In Phase II, relative quantification is performed against a set of standard proteins (Figure). Here, a set of supplementary proteins at known concentrations are added to the sample to achieve a quantification value relative to those proteins. In the final Phase III, quantification is done against heavy-labelled marker peptides. In this heavy-isotope labelled analogues of HCPs that are identified in phases I and II, are added at known concentrations to the sample. This will help to improve accuracy by comparing values of native versus the marker peptides.
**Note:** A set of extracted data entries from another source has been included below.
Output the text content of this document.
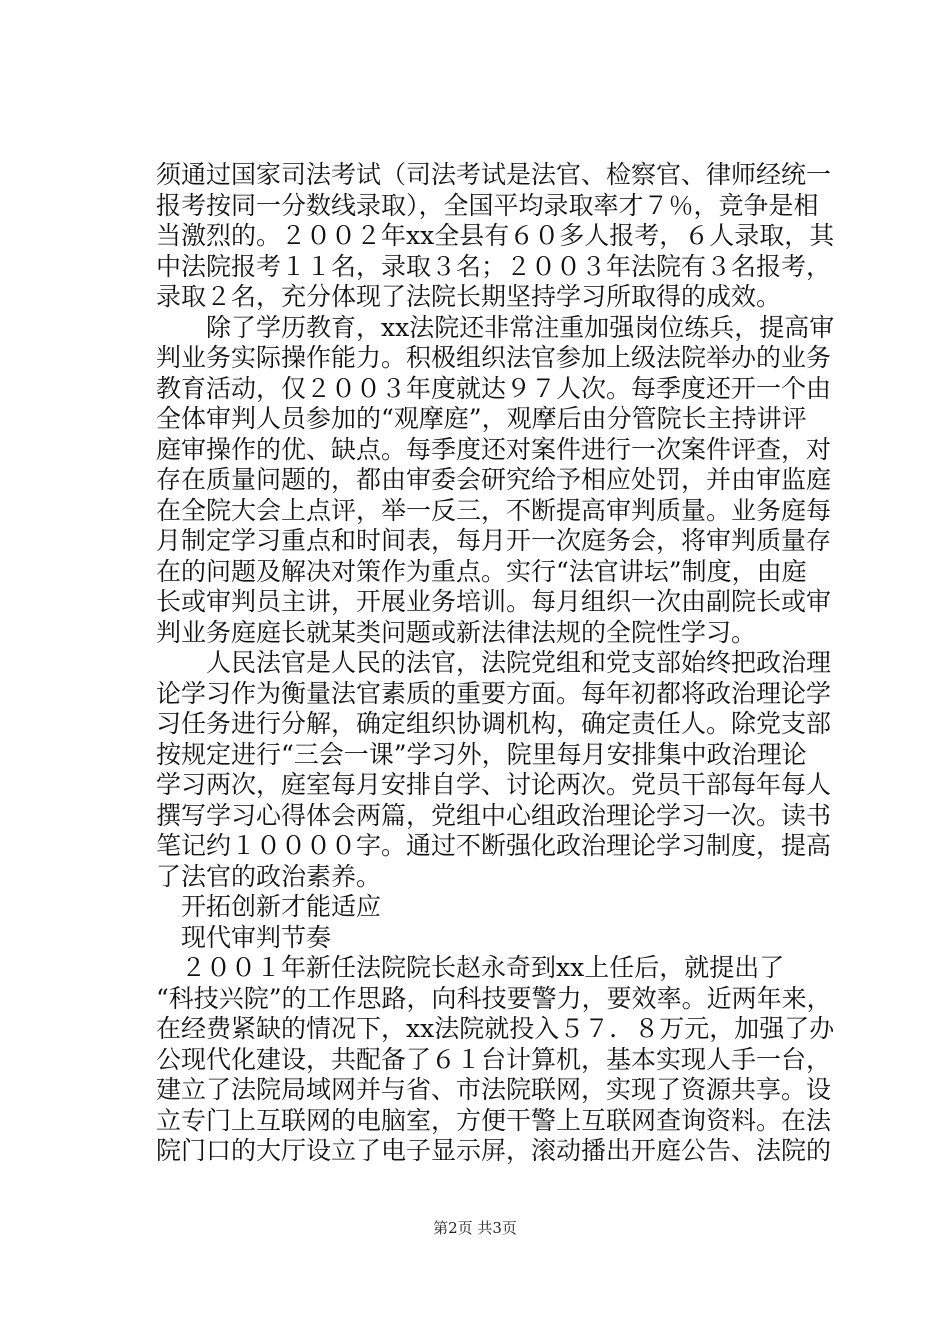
须通过国家司法考试（司法考试是法官、检察官、律师经统一
报考按同一分数线录取），全国平均录取率才７％，竞争是相
当激烈的。２００２年xx全县有６０多人报考，６人录取，其
中法院报考１１名，录取３名；２００３年法院有３名报考，
录取２名，充分体现了法院长期坚持学习所取得的成效。
　　除了学历教育，xx法院还非常注重加强岗位练兵，提高审
判业务实际操作能力。积极组织法官参加上级法院举办的业务
教育活动，仅２００３年度就达９７人次。每季度还开一个由
全体审判人员参加的“观摩庭”，观摩后由分管院长主持讲评
庭审操作的优、缺点。每季度还对案件进行一次案件评查，对
存在质量问题的，都由审委会研究给予相应处罚，并由审监庭
在全院大会上点评，举一反三，不断提高审判质量。业务庭每
月制定学习重点和时间表，每月开一次庭务会，将审判质量存
在的问题及解决对策作为重点。实行“法官讲坛”制度，由庭
长或审判员主讲，开展业务培训。每月组织一次由副院长或审
判业务庭庭长就某类问题或新法律法规的全院性学习。
　　人民法官是人民的法官，法院党组和党支部始终把政治理
论学习作为衡量法官素质的重要方面。每年初都将政治理论学
习任务进行分解，确定组织协调机构，确定责任人。除党支部
按规定进行“三会一课”学习外，院里每月安排集中政治理论
学习两次，庭室每月安排自学、讨论两次。党员干部每年每人
撰写学习心得体会两篇，党组中心组政治理论学习一次。读书
笔记约１００００字。通过不断强化政治理论学习制度，提高
了法官的政治素养。
　开拓创新才能适应
　现代审判节奏
　２００１年新任法院院长赵永奇到xx上任后，就提出了
“科技兴院”的工作思路，向科技要警力，要效率。近两年来，
在经费紧缺的情况下，xx法院就投入５７．８万元，加强了办
公现代化建设，共配备了６１台计算机，基本实现人手一台，
建立了法院局域网并与省、市法院联网，实现了资源共享。设
立专门上互联网的电脑室，方便干警上互联网查询资料。在法
院门口的大厅设立了电子显示屏，滚动播出开庭公告、法院的
第2页 共3页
HCPs being an important CQA, it is imperative to identify and remove all the HCPs that can cause immunogenicity and affect the potency and stability of the recombinant biologic drug or the excipients in the formulation. In this regard, host-cell line engineering is an important and upcoming strategy. Using multiplex-CRISP/Cas9 gene knock-out technology, scientists have developed a “clean CHO” cell line that can produce fewer HCPs. This approach can be used to delete genes coding for proteins that can affect product quality, and hence will help ease the downstream process. Furthermore, null cells can be used as HCP reference standards to identify antigens and to develop process-specific assays. The null cell can be the parental cell in the case of a mammalian cell line, or a cell transfected with an empty vector.
To sum up, product samples must be analyzed throughout product development and purification steps, to identify and monitor the presence of HCPs. Once identified, HCPs can be quantified by using a relative quantification method, by evaluating against protein standards added to the sample. And more importantly, a simple workflow is always preferred keeping in mind the aspect of reproducibility.
Due to the intrinsic heterogeneity of the host cell proteome, it is challenging to identify and remove all the unwanted host-cell proteins. As per the regulatory agencies, the maximum permitted level of total HCP in biologic drugs is 100 ppm or 100 nanograms per mg. Nevertheless, certain HCPs can degrade product quality even at very low concentrations.